Foi uma mãe era distante, rigorosa, nervosa, fria e sempre crítica. Saía de casa todos os dias, deixando os 3 filhos sozinhos boa parte do tempo.
Certa vez, ainda criança, a filha escutou uma conversa da mãe com amigas sobre o desejo de não tê-los.
Cresceu tentando agradar, buscava reconhecimento, em vão, e teve a autoestima minada.
Quando o pai faliu, abriu mão dos seus sonhos e se empenhou em ser aprovada em um bom concurso público para auxiliar a família financeiramente. Cuidou dele em seu processo de doença e morte, já que era a única mulher, dentre os irmãos. E mantinha o contato com a mãe no mood “obrigação de boa filha”.
Uma história que deixou marcas profundas e arraigadas, ansiedade e inúmeros medos que sabe serem exagerados, mas que (ainda) não consegue controlar. Que julgava injustificados já que “nada grave” acontecera, e que reverberam em sua relação com os próprios filhos, já adultos.
Uma mulher batalhadora, bem sucedida, que se desdobrou para não repetir a ausência no papel materno. Mas que não tinha aprendido a validar seus sofrimentos nem tão pouco a honrar sua história.
Há poucos meses iniciou acompanhamento comigo, e pude lhe ajudar a perceber as costuras dos fatos de sua vida e seu sofrimento atual. Voltou hoje, agradecendo.
Depois do último atendimento, se encorajou e abriu um canal de diálogo no qual expôs sua vulnerabilidade à mãe.
Esta sequer se lembrava dos detalhes de como agia, guardava lembranças de bons momentos e de sua doação em cuidados.
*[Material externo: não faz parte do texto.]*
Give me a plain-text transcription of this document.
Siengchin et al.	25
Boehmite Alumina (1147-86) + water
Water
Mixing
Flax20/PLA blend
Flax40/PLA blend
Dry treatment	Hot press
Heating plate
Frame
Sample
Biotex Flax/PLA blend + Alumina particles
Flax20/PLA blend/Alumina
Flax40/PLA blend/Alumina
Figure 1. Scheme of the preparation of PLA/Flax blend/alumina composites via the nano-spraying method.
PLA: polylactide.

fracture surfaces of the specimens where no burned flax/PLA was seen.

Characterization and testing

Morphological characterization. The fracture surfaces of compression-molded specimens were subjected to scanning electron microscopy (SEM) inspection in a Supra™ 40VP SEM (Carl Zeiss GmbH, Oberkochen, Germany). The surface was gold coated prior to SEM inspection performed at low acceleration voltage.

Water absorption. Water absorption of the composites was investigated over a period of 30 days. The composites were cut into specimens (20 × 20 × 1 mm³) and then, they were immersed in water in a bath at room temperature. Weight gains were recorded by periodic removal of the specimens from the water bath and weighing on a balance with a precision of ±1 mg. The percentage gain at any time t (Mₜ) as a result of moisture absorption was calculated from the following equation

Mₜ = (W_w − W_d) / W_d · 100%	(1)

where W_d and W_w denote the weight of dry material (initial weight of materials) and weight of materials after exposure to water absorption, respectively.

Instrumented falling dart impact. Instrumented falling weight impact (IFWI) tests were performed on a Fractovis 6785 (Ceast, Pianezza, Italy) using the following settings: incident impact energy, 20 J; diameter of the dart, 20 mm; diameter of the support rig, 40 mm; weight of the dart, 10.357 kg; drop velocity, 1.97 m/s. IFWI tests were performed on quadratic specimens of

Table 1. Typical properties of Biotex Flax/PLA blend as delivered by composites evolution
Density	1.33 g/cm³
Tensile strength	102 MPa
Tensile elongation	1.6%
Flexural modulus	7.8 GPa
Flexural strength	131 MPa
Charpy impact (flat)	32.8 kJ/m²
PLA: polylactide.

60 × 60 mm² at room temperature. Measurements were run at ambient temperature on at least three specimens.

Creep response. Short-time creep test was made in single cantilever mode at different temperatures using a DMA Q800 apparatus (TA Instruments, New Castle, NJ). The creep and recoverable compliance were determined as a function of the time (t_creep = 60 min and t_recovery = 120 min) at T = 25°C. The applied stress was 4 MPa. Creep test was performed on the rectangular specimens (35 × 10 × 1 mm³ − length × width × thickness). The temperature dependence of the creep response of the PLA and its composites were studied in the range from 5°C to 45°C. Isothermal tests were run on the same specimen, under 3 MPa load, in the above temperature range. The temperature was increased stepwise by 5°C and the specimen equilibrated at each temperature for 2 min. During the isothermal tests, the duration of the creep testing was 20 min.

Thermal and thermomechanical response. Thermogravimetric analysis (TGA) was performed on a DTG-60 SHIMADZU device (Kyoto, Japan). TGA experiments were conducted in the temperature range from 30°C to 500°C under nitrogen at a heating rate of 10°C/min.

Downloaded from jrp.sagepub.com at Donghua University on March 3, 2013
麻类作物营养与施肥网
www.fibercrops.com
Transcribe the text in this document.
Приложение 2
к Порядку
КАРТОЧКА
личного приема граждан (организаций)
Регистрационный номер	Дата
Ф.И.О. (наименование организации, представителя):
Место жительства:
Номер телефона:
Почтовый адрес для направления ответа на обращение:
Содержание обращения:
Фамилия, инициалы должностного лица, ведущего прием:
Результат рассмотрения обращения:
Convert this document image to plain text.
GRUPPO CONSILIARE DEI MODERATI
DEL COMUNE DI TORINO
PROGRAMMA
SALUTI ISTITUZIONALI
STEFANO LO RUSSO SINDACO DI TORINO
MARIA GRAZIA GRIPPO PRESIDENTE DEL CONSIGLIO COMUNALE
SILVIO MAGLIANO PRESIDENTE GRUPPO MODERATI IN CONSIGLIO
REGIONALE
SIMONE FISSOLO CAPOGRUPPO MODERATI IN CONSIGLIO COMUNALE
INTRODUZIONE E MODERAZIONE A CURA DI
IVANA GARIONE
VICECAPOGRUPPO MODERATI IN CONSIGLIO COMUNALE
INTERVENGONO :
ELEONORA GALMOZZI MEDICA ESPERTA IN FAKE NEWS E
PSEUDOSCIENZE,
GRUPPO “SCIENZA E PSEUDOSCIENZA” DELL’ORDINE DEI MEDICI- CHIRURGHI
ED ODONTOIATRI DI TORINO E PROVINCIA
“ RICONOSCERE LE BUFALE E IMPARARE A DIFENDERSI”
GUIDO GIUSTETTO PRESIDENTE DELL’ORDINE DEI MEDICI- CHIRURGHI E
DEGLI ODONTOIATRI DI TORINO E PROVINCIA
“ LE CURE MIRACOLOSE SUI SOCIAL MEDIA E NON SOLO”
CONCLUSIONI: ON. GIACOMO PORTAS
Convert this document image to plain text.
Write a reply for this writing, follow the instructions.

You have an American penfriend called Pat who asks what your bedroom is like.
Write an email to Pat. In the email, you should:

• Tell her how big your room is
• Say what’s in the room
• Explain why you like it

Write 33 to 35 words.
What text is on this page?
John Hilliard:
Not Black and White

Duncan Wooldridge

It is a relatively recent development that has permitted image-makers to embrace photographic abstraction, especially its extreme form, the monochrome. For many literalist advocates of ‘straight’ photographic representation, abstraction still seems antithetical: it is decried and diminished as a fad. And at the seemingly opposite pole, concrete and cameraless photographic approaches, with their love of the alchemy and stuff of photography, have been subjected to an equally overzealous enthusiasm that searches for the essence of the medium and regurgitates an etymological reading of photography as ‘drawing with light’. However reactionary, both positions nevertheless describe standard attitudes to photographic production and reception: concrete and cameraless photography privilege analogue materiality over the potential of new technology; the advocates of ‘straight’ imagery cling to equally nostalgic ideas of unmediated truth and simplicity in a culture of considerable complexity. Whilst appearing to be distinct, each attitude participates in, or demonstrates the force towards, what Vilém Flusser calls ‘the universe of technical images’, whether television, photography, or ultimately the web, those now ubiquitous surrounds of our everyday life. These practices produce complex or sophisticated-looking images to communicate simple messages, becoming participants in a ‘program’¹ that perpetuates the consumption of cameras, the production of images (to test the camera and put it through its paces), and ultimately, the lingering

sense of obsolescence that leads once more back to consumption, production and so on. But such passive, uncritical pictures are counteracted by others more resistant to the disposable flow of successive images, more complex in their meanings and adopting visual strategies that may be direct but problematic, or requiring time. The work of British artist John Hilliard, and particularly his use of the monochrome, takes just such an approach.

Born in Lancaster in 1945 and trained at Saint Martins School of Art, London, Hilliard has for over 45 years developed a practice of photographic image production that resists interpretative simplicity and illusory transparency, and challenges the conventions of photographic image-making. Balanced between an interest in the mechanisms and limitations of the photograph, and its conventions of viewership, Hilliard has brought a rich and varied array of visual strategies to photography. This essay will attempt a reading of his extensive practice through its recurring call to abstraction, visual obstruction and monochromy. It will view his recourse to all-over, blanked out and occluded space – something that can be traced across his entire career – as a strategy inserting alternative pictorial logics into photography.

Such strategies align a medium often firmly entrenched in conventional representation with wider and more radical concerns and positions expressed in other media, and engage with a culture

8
Se demonstrou perplexa e constrangida, não imaginava as repercussões dos fatos na vida da filha. E pela primeira vez também se vulnerabilizou e verbalizou a ela seu amor e agradecimento.
À partir daí, a relação se transformou. Ganhou contornos de compaixão mútua e gerou uma aproximação genuína nunca antes experienciada por ambas. Saudades, telefonemas sinceros, visitas e longas conversas prazerosas.
Do lado de cá, me emocionei e guardarei seu relato sempre comigo. Mãe com 90 e filha com 60: sempre é tempo de cura.